The Italian made SOS Decompression meter was marketed by many different dive manufactures in many different styles.  Here I have a few.  Please note the black one is a plastic case.  Many divers affectionately called these mechanical dive computers BENDOMATICS.  The Decompression meter came with an egg shaped carrying case designed to allow it to be transported on aircraft safely.  This particular case on display was donated to The Scuba Museum by Tom Madere, a plank owner of Sand Dog. 

The SOS Decompression Meter (D.C.P.)  was introduced in 1959 by the Italian firm, SOS Diving Equipment, Limited and became the first commercially successful decompression meter. It used a ceramic filter between two chambers to estimate nitrogen absorption and off-gassing in the diver. The meter was initially marketed in the United States by Healthways and then by Scubapro beginning in 1963 and continuing until the late 1970s.

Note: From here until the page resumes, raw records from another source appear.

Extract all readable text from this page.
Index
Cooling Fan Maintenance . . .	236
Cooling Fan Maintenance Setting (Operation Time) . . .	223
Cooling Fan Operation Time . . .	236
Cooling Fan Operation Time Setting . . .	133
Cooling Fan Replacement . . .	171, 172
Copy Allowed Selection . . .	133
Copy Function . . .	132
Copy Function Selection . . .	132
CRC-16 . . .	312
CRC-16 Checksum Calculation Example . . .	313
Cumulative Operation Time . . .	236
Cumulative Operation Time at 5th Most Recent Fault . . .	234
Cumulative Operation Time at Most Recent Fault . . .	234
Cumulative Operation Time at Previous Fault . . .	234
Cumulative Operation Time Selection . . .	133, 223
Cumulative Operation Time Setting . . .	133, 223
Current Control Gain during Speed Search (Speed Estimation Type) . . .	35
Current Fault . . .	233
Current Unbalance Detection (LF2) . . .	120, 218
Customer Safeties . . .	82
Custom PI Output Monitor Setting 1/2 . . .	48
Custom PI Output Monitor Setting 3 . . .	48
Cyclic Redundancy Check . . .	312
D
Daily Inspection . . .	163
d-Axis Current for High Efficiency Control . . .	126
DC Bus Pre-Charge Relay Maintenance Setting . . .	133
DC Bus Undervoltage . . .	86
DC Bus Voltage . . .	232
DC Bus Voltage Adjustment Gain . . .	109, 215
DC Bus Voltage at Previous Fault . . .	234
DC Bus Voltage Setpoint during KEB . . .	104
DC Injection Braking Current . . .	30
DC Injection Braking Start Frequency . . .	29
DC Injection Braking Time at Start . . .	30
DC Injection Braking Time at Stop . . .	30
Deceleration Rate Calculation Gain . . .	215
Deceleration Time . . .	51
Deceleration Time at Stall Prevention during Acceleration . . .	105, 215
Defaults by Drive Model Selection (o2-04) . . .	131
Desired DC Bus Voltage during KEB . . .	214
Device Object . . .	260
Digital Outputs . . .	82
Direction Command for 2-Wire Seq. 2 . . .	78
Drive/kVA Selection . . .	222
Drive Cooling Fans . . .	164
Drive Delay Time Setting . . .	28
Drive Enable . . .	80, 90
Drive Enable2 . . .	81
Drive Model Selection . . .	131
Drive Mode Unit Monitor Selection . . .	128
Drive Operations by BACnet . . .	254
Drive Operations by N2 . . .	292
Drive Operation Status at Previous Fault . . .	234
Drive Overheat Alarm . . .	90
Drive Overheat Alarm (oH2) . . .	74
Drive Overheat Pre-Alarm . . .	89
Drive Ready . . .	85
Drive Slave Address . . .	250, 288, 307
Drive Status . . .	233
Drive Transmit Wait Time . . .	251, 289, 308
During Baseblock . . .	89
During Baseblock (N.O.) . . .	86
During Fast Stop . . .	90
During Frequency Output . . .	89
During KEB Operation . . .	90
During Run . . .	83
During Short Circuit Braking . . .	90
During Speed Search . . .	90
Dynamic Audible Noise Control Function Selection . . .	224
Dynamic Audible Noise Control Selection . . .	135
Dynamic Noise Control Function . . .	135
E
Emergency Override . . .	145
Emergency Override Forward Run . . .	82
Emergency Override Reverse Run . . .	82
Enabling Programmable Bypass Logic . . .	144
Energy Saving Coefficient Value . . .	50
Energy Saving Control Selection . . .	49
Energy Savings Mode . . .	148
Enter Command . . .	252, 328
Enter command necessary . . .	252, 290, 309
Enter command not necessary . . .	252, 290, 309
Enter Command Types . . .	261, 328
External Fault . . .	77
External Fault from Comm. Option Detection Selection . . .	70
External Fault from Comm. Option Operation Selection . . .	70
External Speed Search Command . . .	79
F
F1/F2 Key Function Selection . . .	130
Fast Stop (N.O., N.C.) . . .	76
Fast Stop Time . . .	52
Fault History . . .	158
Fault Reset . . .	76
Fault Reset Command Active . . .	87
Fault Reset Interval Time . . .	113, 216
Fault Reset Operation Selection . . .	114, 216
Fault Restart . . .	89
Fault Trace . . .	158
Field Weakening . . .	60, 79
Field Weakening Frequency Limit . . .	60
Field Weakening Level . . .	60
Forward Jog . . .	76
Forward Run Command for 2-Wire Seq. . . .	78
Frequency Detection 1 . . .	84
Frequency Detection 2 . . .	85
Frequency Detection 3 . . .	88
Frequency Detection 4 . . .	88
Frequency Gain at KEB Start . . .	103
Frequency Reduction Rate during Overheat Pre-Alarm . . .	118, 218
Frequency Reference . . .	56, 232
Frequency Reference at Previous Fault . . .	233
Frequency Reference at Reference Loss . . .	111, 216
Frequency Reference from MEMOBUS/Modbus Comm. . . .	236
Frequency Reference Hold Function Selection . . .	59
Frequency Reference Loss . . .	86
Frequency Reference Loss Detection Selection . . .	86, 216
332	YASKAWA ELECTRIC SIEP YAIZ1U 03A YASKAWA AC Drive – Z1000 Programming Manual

There were differing opinions in its day about the safety of the meter. Despite its nickname, "Bend-o-matic," some authorities proclaimed that the bends rate was similar for dives conducted with the meter as compared to those conducted with the U.S. Navy tables. Dr. Carl Edmonds of Australia felt otherwise, "The SOS decompression meter contributed to the unacceptably heavy case load during the early 1970s." Many divers believed that the meter was quite good at following the profile for a single dive but that it was not so good for multiple dives on the same day. The instruction manual (not included) provided caveats to protect the divers by imposing such limits as diving within 130 fsw, diving only within a six hour period per day, making a decompression stop at 10 feet for all dives over 100 feet even when the meter did not call for it, and stating that there was no guarantee that you would not get "bent" even if the DCP was followed.

The meter was said to go out of calibration and exhibit variability when two or more meters were compared on the same dive. Many stories were told of how divers misused the meter such as the one about California abalone divers discovering that they could shorten their surface interval by putting the meter on a hot running air compressor between dives.